Axiom 4 holds in $$R$$ because the neutral elements 0 and 1 belong to $$R ;$$ indeed, they are integers, hence certainly rationals.

To verify Axiom 5, we must show that $$-x$$ and $$x^{-1}$$ belong to $$R$$ if $$x$$ does. If, however,

$x=\frac{p}{q} \quad(p, q \in J, q \neq 0)$

then

$-x=\frac{-p}{q}$

where again $$-p \in J$$ by the definition of $$J ;$$ thus $$-x \in R$$.

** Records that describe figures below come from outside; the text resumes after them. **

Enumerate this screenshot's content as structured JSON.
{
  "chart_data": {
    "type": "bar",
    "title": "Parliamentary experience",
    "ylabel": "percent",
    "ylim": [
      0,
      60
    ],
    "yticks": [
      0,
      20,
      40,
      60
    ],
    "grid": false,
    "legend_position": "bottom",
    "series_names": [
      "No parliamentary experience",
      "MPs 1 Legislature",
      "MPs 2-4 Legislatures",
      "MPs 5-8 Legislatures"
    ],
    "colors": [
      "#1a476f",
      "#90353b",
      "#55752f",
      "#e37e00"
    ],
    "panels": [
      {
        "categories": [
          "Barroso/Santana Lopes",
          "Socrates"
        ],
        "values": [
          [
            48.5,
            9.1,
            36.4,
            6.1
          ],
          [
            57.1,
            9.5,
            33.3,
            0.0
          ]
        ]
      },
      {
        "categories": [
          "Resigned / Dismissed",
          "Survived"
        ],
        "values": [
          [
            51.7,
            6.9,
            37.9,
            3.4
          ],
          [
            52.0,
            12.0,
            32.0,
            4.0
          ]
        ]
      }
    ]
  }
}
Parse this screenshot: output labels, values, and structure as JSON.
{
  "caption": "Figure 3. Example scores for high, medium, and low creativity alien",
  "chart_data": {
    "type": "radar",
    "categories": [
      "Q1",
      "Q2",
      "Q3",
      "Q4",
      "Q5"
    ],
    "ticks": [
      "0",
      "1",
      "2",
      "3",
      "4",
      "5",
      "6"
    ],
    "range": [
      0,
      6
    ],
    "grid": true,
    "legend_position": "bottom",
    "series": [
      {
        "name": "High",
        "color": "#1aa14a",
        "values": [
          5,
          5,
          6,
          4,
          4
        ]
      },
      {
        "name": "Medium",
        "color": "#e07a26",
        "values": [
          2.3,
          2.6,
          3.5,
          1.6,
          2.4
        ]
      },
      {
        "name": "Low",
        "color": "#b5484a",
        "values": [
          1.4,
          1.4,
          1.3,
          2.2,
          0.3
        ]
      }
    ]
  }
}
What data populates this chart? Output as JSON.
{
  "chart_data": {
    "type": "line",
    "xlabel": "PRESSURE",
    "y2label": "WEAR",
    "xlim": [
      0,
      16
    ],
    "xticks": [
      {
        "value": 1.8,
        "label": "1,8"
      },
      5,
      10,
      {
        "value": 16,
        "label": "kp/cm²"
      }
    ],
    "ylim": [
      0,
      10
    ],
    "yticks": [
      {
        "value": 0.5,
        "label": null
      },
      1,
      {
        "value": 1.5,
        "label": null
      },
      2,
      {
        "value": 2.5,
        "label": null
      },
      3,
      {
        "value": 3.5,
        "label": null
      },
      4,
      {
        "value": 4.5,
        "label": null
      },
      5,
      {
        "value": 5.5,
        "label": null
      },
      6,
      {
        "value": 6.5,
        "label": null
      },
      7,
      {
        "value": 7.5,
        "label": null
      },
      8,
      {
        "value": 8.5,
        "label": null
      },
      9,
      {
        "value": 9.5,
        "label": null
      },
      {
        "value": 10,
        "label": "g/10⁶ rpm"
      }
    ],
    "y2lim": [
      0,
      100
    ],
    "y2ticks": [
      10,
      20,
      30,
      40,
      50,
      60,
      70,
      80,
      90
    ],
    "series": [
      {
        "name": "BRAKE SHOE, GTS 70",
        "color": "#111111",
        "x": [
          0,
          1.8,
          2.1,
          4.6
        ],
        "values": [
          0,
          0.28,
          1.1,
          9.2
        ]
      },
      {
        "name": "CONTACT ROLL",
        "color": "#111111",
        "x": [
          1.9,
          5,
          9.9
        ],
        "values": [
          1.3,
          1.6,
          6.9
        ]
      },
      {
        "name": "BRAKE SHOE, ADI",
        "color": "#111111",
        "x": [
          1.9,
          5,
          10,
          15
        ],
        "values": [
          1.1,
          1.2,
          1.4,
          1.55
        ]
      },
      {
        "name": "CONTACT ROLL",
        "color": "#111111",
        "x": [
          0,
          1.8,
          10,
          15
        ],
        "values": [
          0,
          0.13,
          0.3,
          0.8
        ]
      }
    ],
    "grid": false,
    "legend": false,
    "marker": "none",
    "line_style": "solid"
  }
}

If, in addition, $$x \neq 0,$$ then $$p \neq 0,$$ and

$x=\frac{p}{q} \text{ implies } x^{-1}=\frac{q}{p} .(\mathrm{Why} ?)$

Thus $$x^{-1} \in R$$. $$\square$$

Note. The representation

$x=\frac{p}{q} \quad(p, q \in J)$

is not unique in general; in an ordered field, however, we can always choose $$q>0,$$ i.e., $$q \in N($$ take $$p \leq 0$$ if $$x \leq 0)$$.

Among all such $$q$$ there is a least one by Theorem 2 of $$\ 85-6 .$$ If $$x=p / q$$, with this minimal $$q \in N,$$ we say that the rational $$x$$ is given in lowest terms.